Now go forth and prosper! You can begin by checking out our main Into Film Clubs page.

Maggi Hurt, Curator and Project Developer, BFI 

First off, the BFI's relaxed screenings are presented each month for those in the neuro-diverse community, their assistants and carers. I was part of the year-long pilot of the programme at BFI Southbank in 2019 and learnt a lot during this period. Whilst most of the screenings were targeted towards adults, we also offered two family events. 

Presenting the screenings made us look in detail at all aspects of the customer journey, from learning about the event through to potentially experiencing it. How can you book a ticket? What additional information will the customer benefit from? Are there hand dryers in the toilets? Should there be music as the audience goes into the auditorium? Where can we have a quiet space? These are just a few of the things we considered. 

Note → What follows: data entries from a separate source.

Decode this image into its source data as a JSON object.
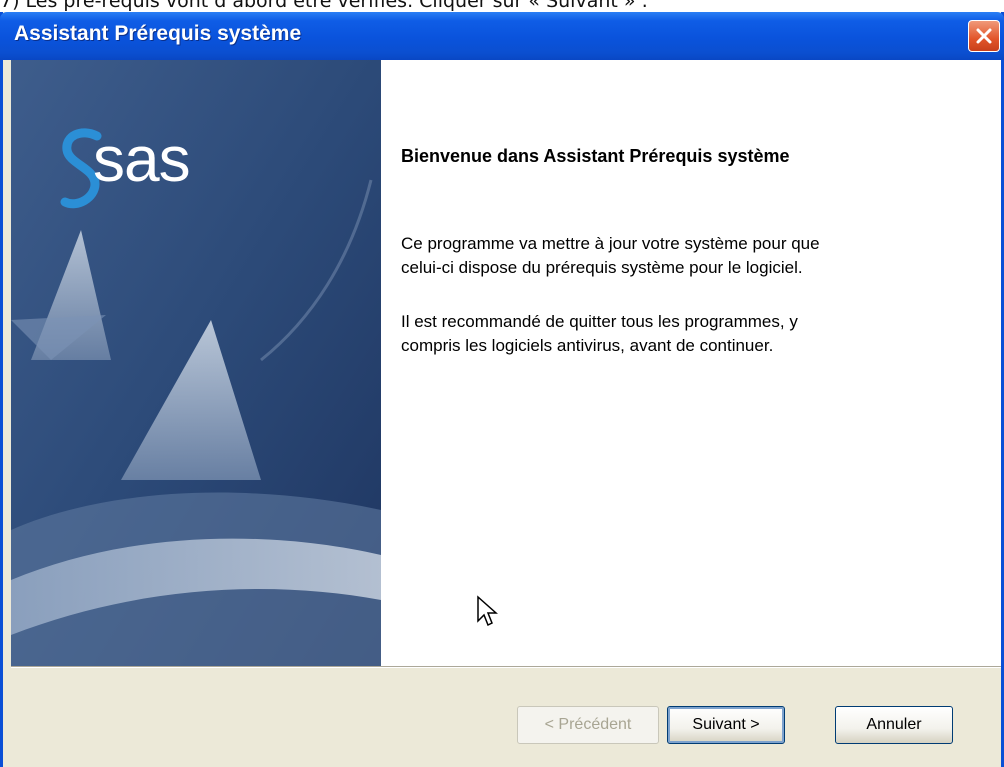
{
  "caption": "7) Les pré-requis vont d’abord être vérifiés. Cliquer sur « Suivant » :",
  "window": {
    "title": "Assistant Prérequis système",
    "close_icon": "close-icon"
  },
  "banner": {
    "logo_text": "sas",
    "logo_icon": "sas-logo-icon"
  },
  "content": {
    "heading": "Bienvenue dans Assistant Prérequis système",
    "paragraph1_line1": "Ce programme va mettre à jour votre système pour que",
    "paragraph1_line2": "celui-ci dispose du prérequis système pour le logiciel.",
    "paragraph2_line1": "Il est recommandé de quitter tous les programmes, y",
    "paragraph2_line2": "compris les logiciels antivirus, avant de continuer."
  },
  "buttons": {
    "back": "< Précédent",
    "next": "Suivant >",
    "cancel": "Annuler"
  },
  "colors": {
    "titlebar": "#0a53dc",
    "banner": "#2c4a78",
    "sas_blue": "#2b8fd6"
  }
}
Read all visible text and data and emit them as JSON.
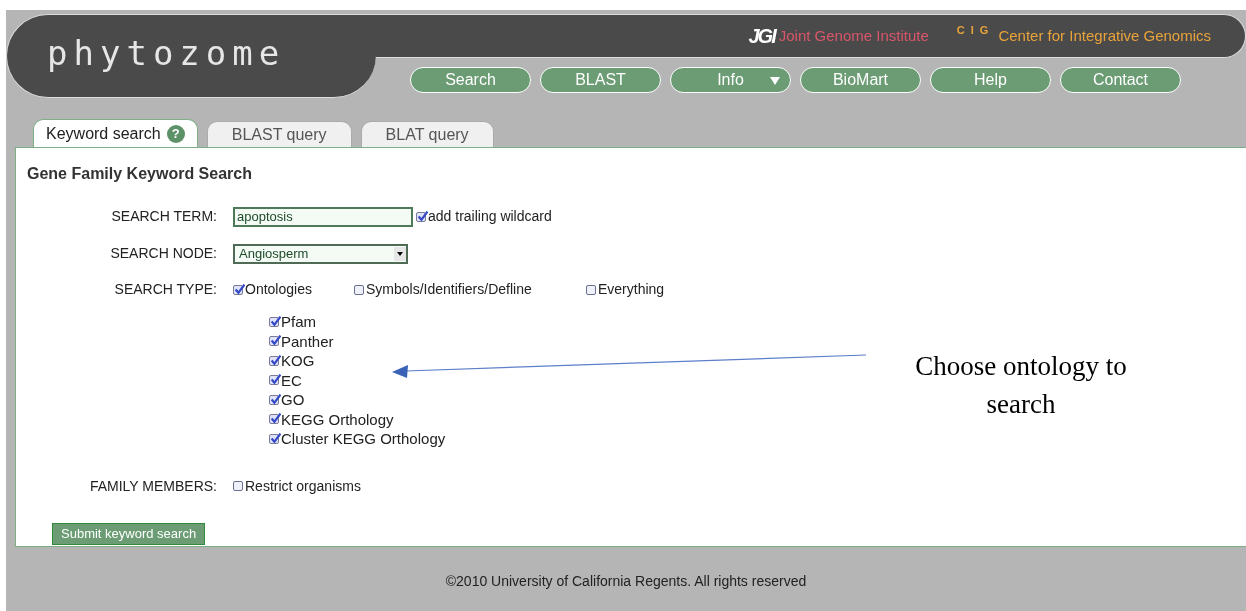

I was very grateful for the advice and support of colleagues from organisations such as Dimensions and the National Autistic Society as well as informal feedback from friends within the neuro-diverse community. One person who I met literally standing in a coffee queue helped me get over (my) ‘problem' of asking and made me realise that it was more helpful to ask directly if something was alright than not asking and not knowing. By doing that we got honest answers and were able to consider further adjustments. 

In August 2019 we screened The Lion King as part of our relaxed programme. We made a point of reaching out to families in our local area and were so pleased that some people came who had never brought their children to a cinema before. A magic moment for me is a group of young children dancing around their seats and to the front of the auditorium singing along. They felt comfortable and were enjoying themselves and because of that their parents were too.

At Into Film, we are committed to making as much of our programme autism friendly as possible. Throughout the most recent Into Film Festival in 2019 for example, there were 352 autism friendly screenings, which made up 12% of the whole programme (up from 8% in 2017 and 9% in 2018). Meanwhile, we frequently work with and seek advice from the National Autistic Society and Dimensions.

A recent University of Cambridge study showed a higher prevalence of autism among children in England than previously thought. The results reveal that 119,821 pupils had ASD, of whom 21,660 had learning difficulties. When adjusted for age, sex and other factors, the team say that equates to 1.76% of schoolchildren in England having ASD. Amongst so much else, it has therefore never been more important to create the right spaces for these young people to happily and comfortably enjoy the magic of cinema.